Épicentre des violences interethniques qui ravagent le sud du Kirghizistan depuis vendredi dernier, Och, deuxième ville du pays, est aujourd'hui défigurée et vidée de milliers de ses habitants en fuite, tout comme le village voisin de Chark. Des Kirghiz, majoritaires, et des Ouzbeks, minoritaires, accusent les élites politiques d'avoir instrumentalisé les tensions pour faire avancer leurs intérêts. Les blessures seront longues à cicatriser, explique notre correspondant.

Pour se rendre dans le village de Chark, à la sortie d'Och, il faut changer de voiture. Le chauffeur, kirghiz, n'ose plus s'aventurer dans les endroits peuplés d'Ouzbeks. Et inversement.

 

À Chark, le ressentiment est grand, mais personne ne peut nommer avec certitude les coupables des attaques qui ont dévasté le village. «L'armée ouvrait le passage en camion blindé puis d'autres nous attaquaient, certains en uniforme, d'autres non. Difficile de dire s'ils étaient soldats ou non», explique Darvan Badalov, 35 ans, en montrant les vestiges de dizaines de maisons et commerces incendiés.

Les femmes et les enfants du village ont pour la plupart fui. Les hommes, sans armes apparentes, ont installé des barricades sur la chaussée, craignant de nouvelles agressions.

Devant l'école primaire à moitié rasée par les flammes, Takhir Ousmanov raconte l'histoire de son fils, tué par un tireur dimanche alors qu'il tentait d'éteindre le troisième incendie à toucher l'école en trois jours.

Le géologue de 59 ans n'en veut toutefois pas aux Kirghiz, même s'il pense que certains d'entre eux sont à l'origine des troubles. «Il n'y a pas de mauvaise nation, il n'y a que de mauvaises personnes», dit-il, avant d'ajouter avoir reçu les condoléances de plusieurs collègues et amis kirghiz depuis la mort de son fils.

Selon les habitants du village, les vrais coupables sont les politiciens. Et pas seulement Kourmanbek Bakiev, le président renversé par de violentes manifestations en avril, que le gouvernement intérimaire de Roza Otounbaïeva accuse d'avoir allumé la mèche d'un conflit ethnique latent afin de reprendre les rênes de l'État. «Le gouvernement provisoire avait besoin de ce chaos pour se maintenir», lance un villageois. «Bakiev et le gouvernement cherchent à se partager le pouvoir sur le dos du peuple ouzbek», renchérit un autre.

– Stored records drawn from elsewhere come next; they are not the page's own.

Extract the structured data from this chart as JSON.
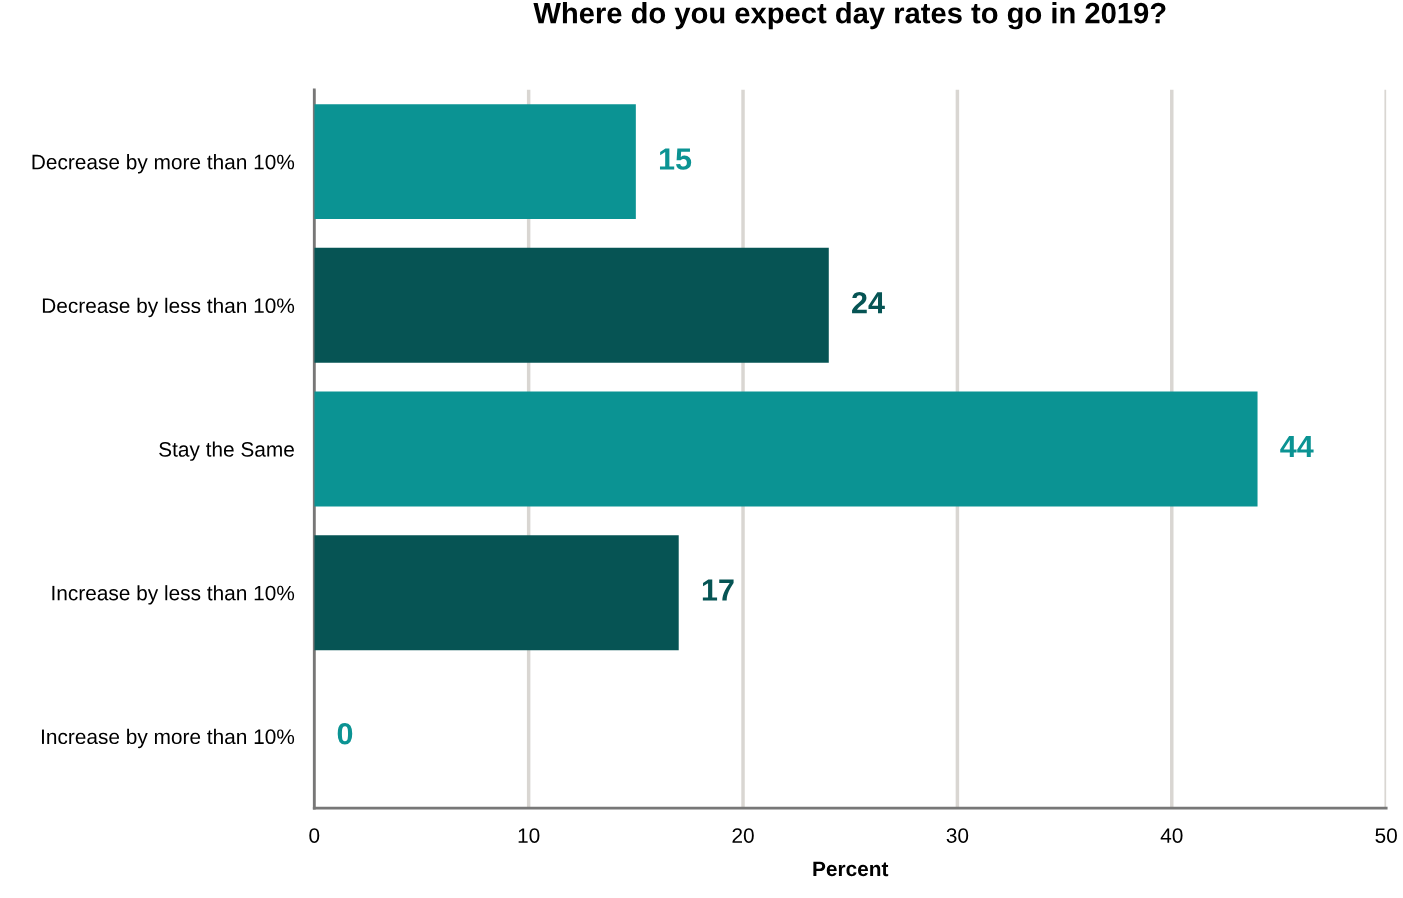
{
  "chart_data": {
    "type": "bar",
    "orientation": "horizontal",
    "title": "Where do you expect day rates to go in 2019?",
    "xlabel": "Percent",
    "categories": [
      "Decrease by more than 10%",
      "Decrease by less than 10%",
      "Stay the Same",
      "Increase by less than 10%",
      "Increase by more than 10%"
    ],
    "values": [
      15,
      24,
      44,
      17,
      0
    ],
    "colors": [
      "#0b9393",
      "#065454",
      "#0b9393",
      "#065454",
      "#0b9393"
    ],
    "xlim": [
      0,
      50
    ],
    "xticks": [
      0,
      10,
      20,
      30,
      40,
      50
    ],
    "grid": "x",
    "data_labels": true,
    "legend": false
  }
}
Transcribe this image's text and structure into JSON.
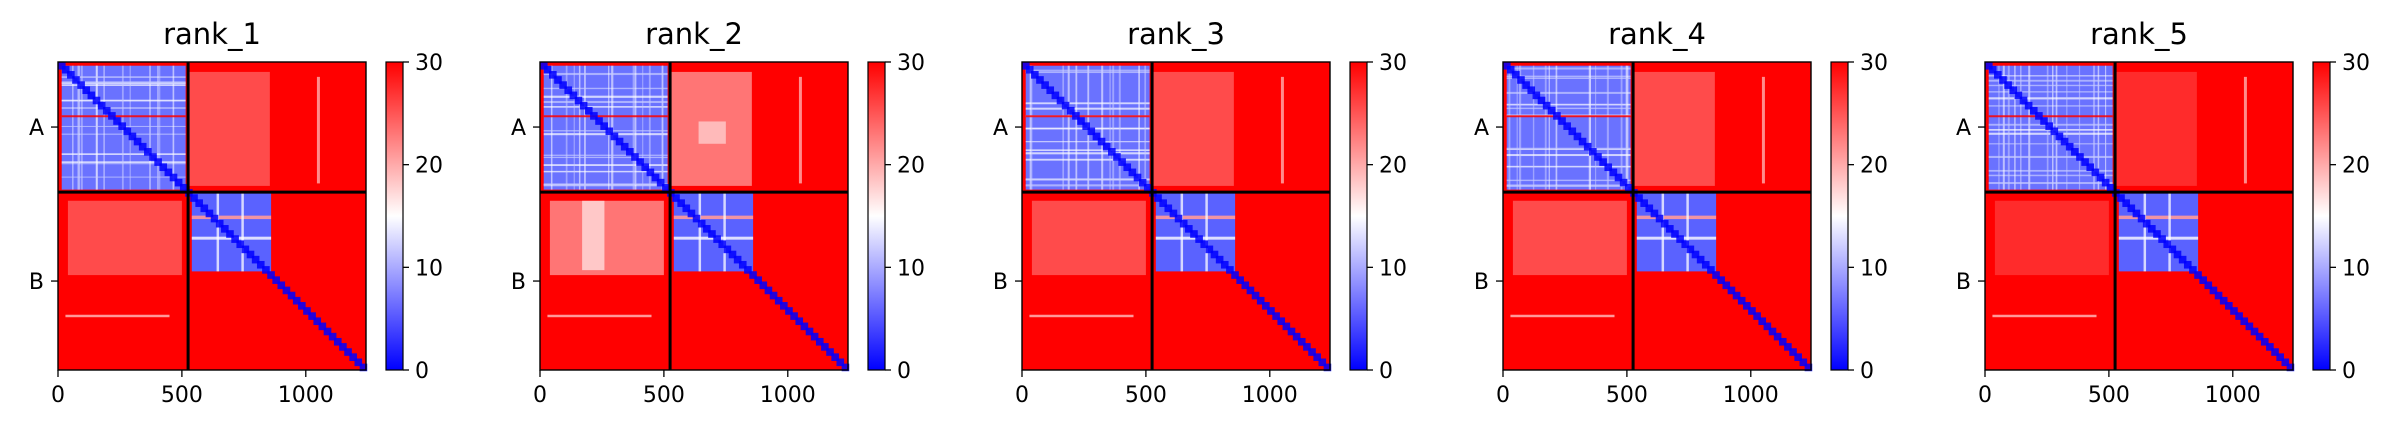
{
  "chart_data": {
    "type": "heatmap",
    "colormap": "bwr",
    "colors": {
      "low": "#0000ff",
      "mid": "#ffffff",
      "high": "#ff0000",
      "divider": "#000000"
    },
    "x_ticks": [
      0,
      500,
      1000
    ],
    "xlim": [
      0,
      1243
    ],
    "chains": [
      {
        "label": "A",
        "start": 0,
        "end": 525
      },
      {
        "label": "B",
        "start": 525,
        "end": 1243
      }
    ],
    "colorbar": {
      "vmin": 0,
      "vmax": 30,
      "ticks": [
        0,
        10,
        20,
        30
      ]
    },
    "panels": [
      {
        "title": "rank_1"
      },
      {
        "title": "rank_2"
      },
      {
        "title": "rank_3"
      },
      {
        "title": "rank_4"
      },
      {
        "title": "rank_5"
      }
    ]
  }
}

Takhir a bon espoir qu'Ouzbeks et Kirghiz puissent vivre à nouveau ensemble. Il est toutefois moins optimiste quant aux chances de voir le Kirghizistan redevenir l'îlot de stabilité et de relative démocratie en Asie centrale qu'il était depuis la chute de l'URSS. «Je voudrais bien dire que j'attends des gens honnêtes pour prendre la tête du pays, mais je suis certain que les prochains seront encore des bandits.»

La vie reprend son cours à Och

À quelques kilomètres de Chark, dans le centre-ville d'Och, la vie commençait timidement à reprendre son cours hier après-midi. Dans l'une des rues principales, des marchands étalaient oignons, pommes de terre, concombres, pain, abricots et autres produits sur des couvertures posées à même le sol. Devant eux, des commerces calcinés et d'autres épargnés par les incendiaires.

Les nombreux graffitis «Mort aux Ouzbeks» n'ont toutefois rien pour rassurer la minorité. Ni les milices kirghizes aux allégeances floues qui sillonnent la ville, kalachnikov en bandoulière.

La mixité habituelle du centre-ville n'est plus visible. Pas un commerçant ouzbek n'ose y tenir boutique. Les quelques clients appartenant à l'ethnie minoritaire, qui compte pour plus de 40% de la population d'Och, passent rapidement faire leurs emplettes et repartent aussitôt.

Employée d'une coopérative agricole, la Kirghize Bouroul Bourjebaïeva est convaincue que les deux communautés n'ont rien à gagner dans ces troubles. «C'est l'élite qui crée la division, pas le peuple.»

Juste à côté, le boulanger Bekbolot blâme plutôt les Ouzbeks, devenus récemment «trop gourmands» à son goût dans leurs revendications. «Pourquoi veulent-ils l'autonomie, la reconnaissance de leur langue et de hauts postes dans l'administration? Si ça ne leur plaît pas, ici, ils peuvent retourner dans leur patrie historique, l'Ouzbékistan.»